A Crash Course
What Is TNVR?
Trap-Neuter-Vaccinate-Return (TNVR) is a community-based program that benefits both the cats and residents. Cats are humanely trapped and then spayed or neutered, vaccinated against rabies, and ear-tipped to identify them as being sterilized and vaccinated. Once recovered from surgery, the cats are returned to their original territory where they receive ongoing care and monitoring by a caregiver. When possible, friendly adult cats and young kittens are rescued and adopted into homes.
TNVR is the only humane and effective solution to controlling community cat populations and has a long track record of success. It is practiced throughout the United States and the world in every landscape and setting.
The Benefits of TNVR
TNVR stops the breeding cycle, which stabilizes and ultimately reduces the number of cats living on the streets. It also helps improve quality of life for residents by reducing nuisance behaviors, such as odors from spraying, noise from mating and fighting, and visibility from roaming, and improves the cats' lives by removing the stress of mating and raising litter after litter of kittens. TNVR'd cats are healthier overall, and rabies vaccination provides a barrier against rabies transmission in the community. As an added bonus, the cats also provide natural rodent control.
TNVR addresses residents' concerns and results in fewer problems and complaints for municipalities.

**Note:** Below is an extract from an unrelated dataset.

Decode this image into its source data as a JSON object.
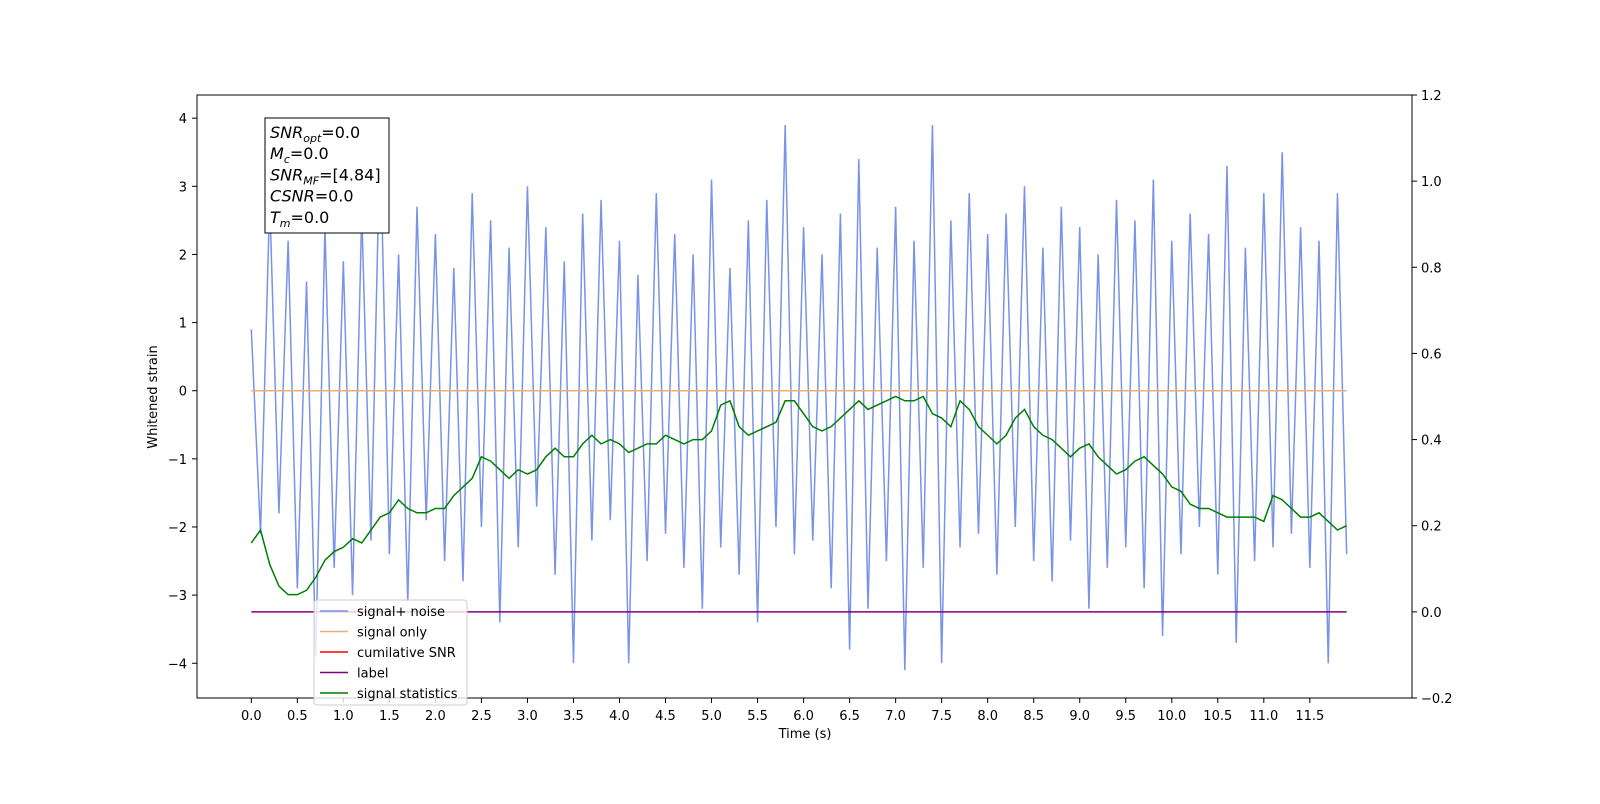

TNVR volunteers provide FREE animal control labor in their communities.
They do the trapping, transport, and pre- and post-surgery care for the cats.
Failed Alternatives to TNVR
Catch and Kill or Relocate
Removal methods like catch-and-kill do not have public support, and trapping and relocating cats is expensive, usually impossible, and ultimately ineffective at controlling populations at the community level. In fact, removing cats by any method can increase the population due to the vacuum effect. Click on the image to watch a brief video about this phenomenon.
Feeding bans and advice to not feed the cats don't work because other sources of food are always available from household trash and commercial dumpsters. Removing food sources is cruel, can result in cats starving to death, and will not make the cats disappear—cats are territorial and form strong bonds to familiar surroundings. Instead, the cats will be forced to roam farther to find food, making them more visible to residents and increasing complaints to animal control. Not feeding the cats does not prevent them from multiplying, does not get them vaccinated against rabies, and discourages the practice of Trap-Neuter-Vaccinate-Return, the only humane and effective solution.
Rescue and Adopt
Feral cats are not socialized to people and are not adoptable as pets. The ideal window for socializing feral kittens is 8 to 9 weeks of age (or younger). Beyond this age, feral kittens may never socialize completely, or at all. In most shelters in the U.S., unadoptable animals are killed. Many shelters, realizing that allowing feral cats to enter their doors is a death sentence for the cats, have a "no feral cats accepted" policy and promote Trap-Neuter-Vaccinate-Return as the humane approach for these cats. Feral cats live healthy, happy lives in their outdoor homes, and the best thing you can do to help them is Trap-Neuter-Vaccinate-Return.